La Unidad Ejecutora Provincial de la Ley Ovina viene impulsando este tipo de eventos, con esquilas bajo el protocolo Prolana, donde se realizan ventas bajo la modalidad de “Licitación Pública”. 

Esto permite que los productores puedan recibir de forma ordenada y transparente ofertas por sus lotes, lo que ha generado un significativo aumento del valor logrado por las lanas en la región.


El detalle de los lotes y los precios de la licitación


Volver a vender 
La licitación realizada el último 16 de abril fue la primera venta luego de la realizada allá por julio de 2019. A partir de ese momento primero el endurecimiento del mercado y luego la pandemia hicieron que no sea atractivo para los productores comercializar su lana. “En 2019 realizamos tres licitaciones y no se pudo vender más porque desapareció la financiación para las empresas y dejaron de comprar, porque ese es un instrumento fundamental para ellas”, explicó Pennini. 

La situación empeoró el año pasado con el Covid y el conflicto entre los Estados Unidos y China. “El mercado se planchó por eso los productores prefirieron no vender en todo 2020 y no hicimos ninguna licitación. Directamente no había precio. Ahora no hablamos de precios altos, pero sí de una estabilidad en el mercado, por eso se pudieron vender algunos lotes”, agregó el Coordinador Prolana bonaerense.

“Se hizo esta licitación porque los productores chicos y medianos necesitan vender, haremos otra dentro de dos meses y después se verá la situación”, aportó Aranda. 

“Hay mucha lana para vender en Pringles. Los grandes productores, que tienen muchas ovejas y lana, no venden, solo los hacen el mediano y pequeño productor porque lo necesitan. La mayoría de la lana que se vende es la zafra 2019/20. La 2020/21 es la que se va a subastar dentro de dos meses”, completó el presidente del Centro de Acopio.

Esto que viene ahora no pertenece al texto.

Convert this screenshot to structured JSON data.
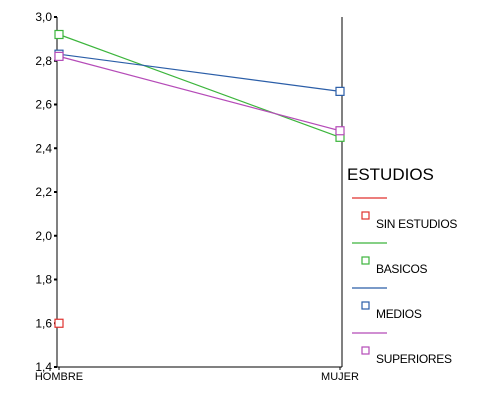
{
  "chart_data": {
    "type": "line",
    "categories": [
      "HOMBRE",
      "MUJER"
    ],
    "ylim": [
      1.4,
      3.0
    ],
    "yticks": [
      "1,4",
      "1,6",
      "1,8",
      "2,0",
      "2,2",
      "2,4",
      "2,6",
      "2,8",
      "3,0"
    ],
    "ytick_values": [
      1.4,
      1.6,
      1.8,
      2.0,
      2.2,
      2.4,
      2.6,
      2.8,
      3.0
    ],
    "xlabel": "",
    "ylabel": "",
    "grid": false,
    "legend_title": "ESTUDIOS",
    "legend_position": "right",
    "series": [
      {
        "name": "SIN ESTUDIOS",
        "values": [
          1.6,
          null
        ],
        "color": "#e0312e"
      },
      {
        "name": "BASICOS",
        "values": [
          2.92,
          2.45
        ],
        "color": "#3cb53c"
      },
      {
        "name": "MEDIOS",
        "values": [
          2.83,
          2.66
        ],
        "color": "#2b5ea8"
      },
      {
        "name": "SUPERIORES",
        "values": [
          2.82,
          2.48
        ],
        "color": "#b54bb8"
      }
    ]
  }
}
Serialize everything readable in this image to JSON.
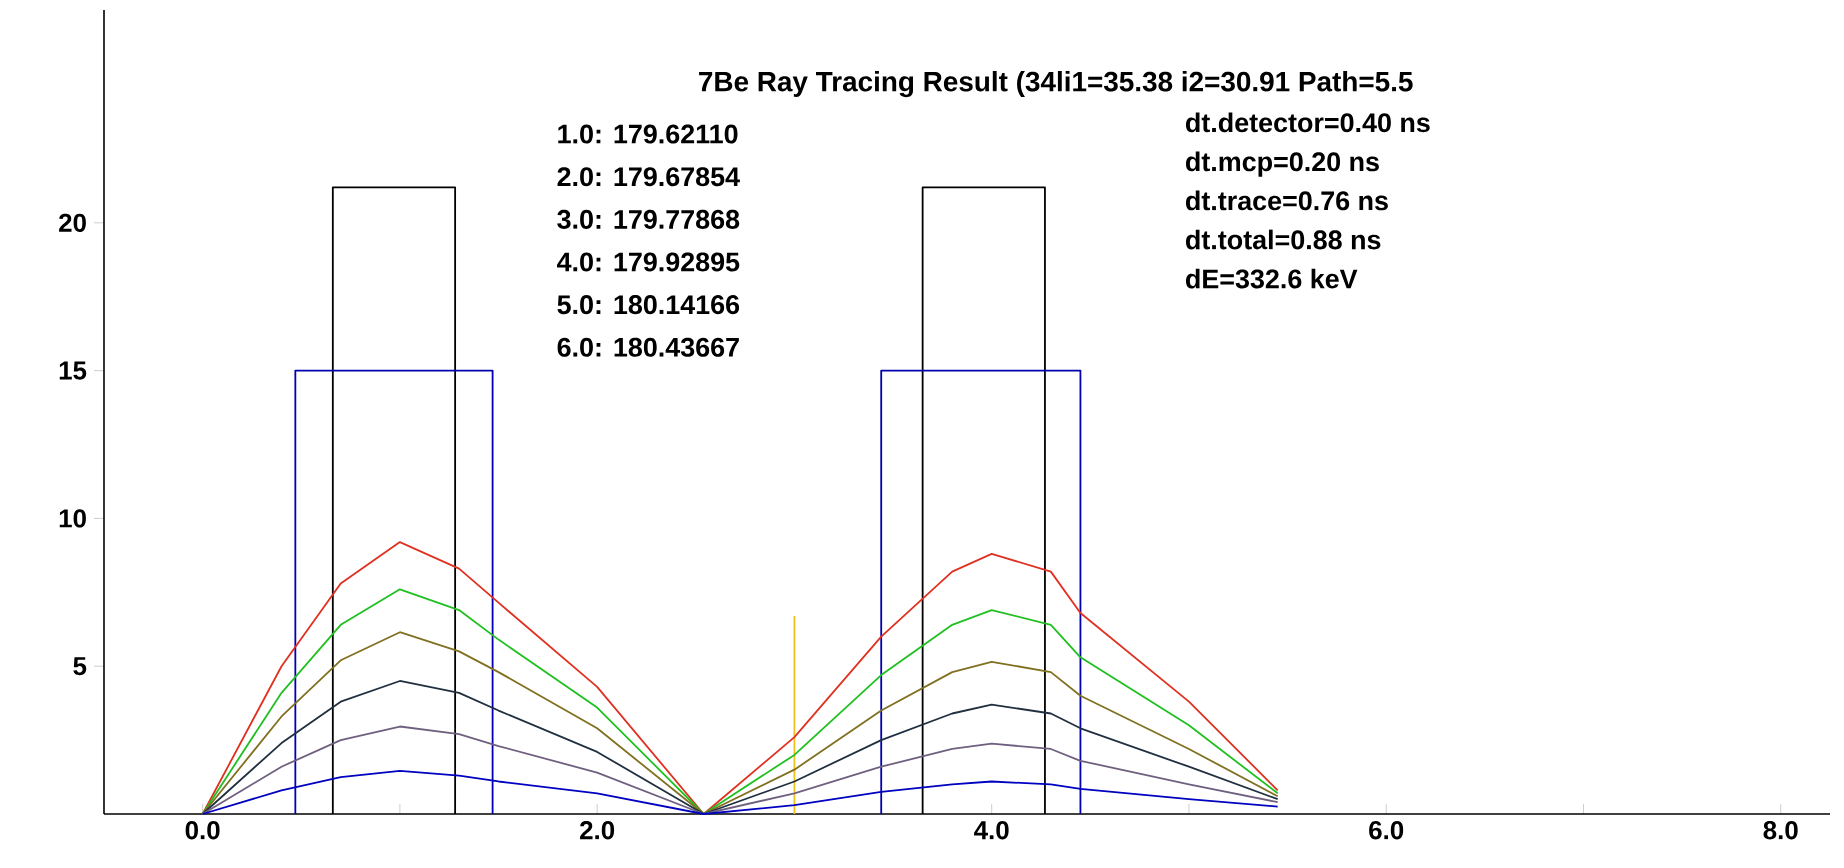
{
  "chart_data": {
    "type": "line",
    "title": "7Be Ray Tracing Result (34li1=35.38  i2=30.91  Path=5.5",
    "annotations": [
      "1.0:  179.62110",
      "2.0:  179.67854",
      "3.0:  179.77868",
      "4.0:  179.92895",
      "5.0:  180.14166",
      "6.0:  180.43667",
      "dt.detector=0.40 ns",
      "dt.mcp=0.20 ns",
      "dt.trace=0.76 ns",
      "dt.total=0.88 ns",
      "dE=332.6 keV"
    ],
    "xlim": [
      -0.5,
      8.25
    ],
    "ylim": [
      0,
      27.2
    ],
    "xticks": [
      {
        "value": 0,
        "label": "0.0"
      },
      {
        "value": 1,
        "label": null
      },
      {
        "value": 2,
        "label": "2.0"
      },
      {
        "value": 3,
        "label": null
      },
      {
        "value": 4,
        "label": "4.0"
      },
      {
        "value": 5,
        "label": null
      },
      {
        "value": 6,
        "label": "6.0"
      },
      {
        "value": 7,
        "label": null
      },
      {
        "value": 8,
        "label": "8.0"
      }
    ],
    "yticks": [
      5,
      10,
      15,
      20
    ],
    "marker": "none",
    "line_style": "solid",
    "series": [
      {
        "color": "#000000",
        "x": [
          0.66,
          0.66,
          1.28,
          1.28,
          2.5,
          3.65,
          3.65,
          4.27,
          4.27
        ],
        "values": [
          0,
          21.2,
          21.2,
          0,
          null,
          0,
          21.2,
          21.2,
          0
        ]
      },
      {
        "color": "#0000b0",
        "x": [
          0.47,
          0.47,
          1.47,
          1.47,
          2.5,
          3.44,
          3.44,
          4.45,
          4.45
        ],
        "values": [
          0,
          15,
          15,
          0,
          null,
          0,
          15,
          15,
          0
        ]
      },
      {
        "color": "#f0c020",
        "x": [
          3.0,
          3.0
        ],
        "values": [
          0,
          6.7
        ]
      },
      {
        "color": "#e03020",
        "x": [
          0,
          0.4,
          0.7,
          1.0,
          1.3,
          1.5,
          2.0,
          2.54,
          3.0,
          3.44,
          3.8,
          4.0,
          4.3,
          4.45,
          5.0,
          5.45
        ],
        "values": [
          0,
          5.0,
          7.8,
          9.2,
          8.3,
          7.15,
          4.3,
          0,
          2.6,
          6.0,
          8.2,
          8.8,
          8.2,
          6.8,
          3.8,
          0.8
        ]
      },
      {
        "color": "#20c020",
        "x": [
          0,
          0.4,
          0.7,
          1.0,
          1.3,
          1.5,
          2.0,
          2.54,
          3.0,
          3.44,
          3.8,
          4.0,
          4.3,
          4.45,
          5.0,
          5.45
        ],
        "values": [
          0,
          4.1,
          6.4,
          7.6,
          6.9,
          5.9,
          3.6,
          0,
          2.0,
          4.7,
          6.4,
          6.9,
          6.4,
          5.3,
          3.0,
          0.7
        ]
      },
      {
        "color": "#807020",
        "x": [
          0,
          0.4,
          0.7,
          1.0,
          1.3,
          1.5,
          2.0,
          2.54,
          3.0,
          3.44,
          3.8,
          4.0,
          4.3,
          4.45,
          5.0,
          5.45
        ],
        "values": [
          0,
          3.3,
          5.2,
          6.15,
          5.5,
          4.8,
          2.9,
          0,
          1.5,
          3.5,
          4.8,
          5.15,
          4.8,
          4.0,
          2.2,
          0.6
        ]
      },
      {
        "color": "#203040",
        "x": [
          0,
          0.4,
          0.7,
          1.0,
          1.3,
          1.5,
          2.0,
          2.54,
          3.0,
          3.44,
          3.8,
          4.0,
          4.3,
          4.45,
          5.0,
          5.45
        ],
        "values": [
          0,
          2.4,
          3.8,
          4.5,
          4.1,
          3.5,
          2.1,
          0,
          1.1,
          2.5,
          3.4,
          3.7,
          3.4,
          2.9,
          1.6,
          0.5
        ]
      },
      {
        "color": "#706080",
        "x": [
          0,
          0.4,
          0.7,
          1.0,
          1.3,
          1.5,
          2.0,
          2.54,
          3.0,
          3.44,
          3.8,
          4.0,
          4.3,
          4.45,
          5.0,
          5.45
        ],
        "values": [
          0,
          1.6,
          2.5,
          2.96,
          2.7,
          2.3,
          1.4,
          0,
          0.7,
          1.6,
          2.2,
          2.38,
          2.2,
          1.8,
          1.0,
          0.4
        ]
      },
      {
        "color": "#0000c0",
        "x": [
          0,
          0.4,
          0.7,
          1.0,
          1.3,
          1.5,
          2.0,
          2.54,
          3.0,
          3.44,
          3.8,
          4.0,
          4.3,
          4.45,
          5.0,
          5.45
        ],
        "values": [
          0,
          0.8,
          1.25,
          1.46,
          1.3,
          1.1,
          0.7,
          0,
          0.3,
          0.75,
          1.0,
          1.1,
          1.0,
          0.85,
          0.5,
          0.25
        ]
      }
    ]
  }
}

En esta primera licitación del año se vendieron 85.000 kilos de lana y se estima que hay en poder de los productores más de 400.000 kilos. Y comenzarán a vender esa mercadería cuando el mercado de señales positivas. “Mientras esté enfardelada y en un lugar seco, y que no le dé el sol, la lana se conserva bien. Si está con esos recaudos puede estar acopiada 10 años”, indicó Pennini. 

Por eso antes de malvenderla los productores que pueden retenerla prefieren esperar a que mejoren los precios. “Ocurre que el 90% de nuestra lana se exporta, y el mercado internacional está muy tranquilo. En el caso de las firmas argentinas están muy stockeadas y no tienen capacidad de compra en este momento. Hasta que no vendan lo que tienen no saldrán a comprar”, cerró el ingeniero pringlense.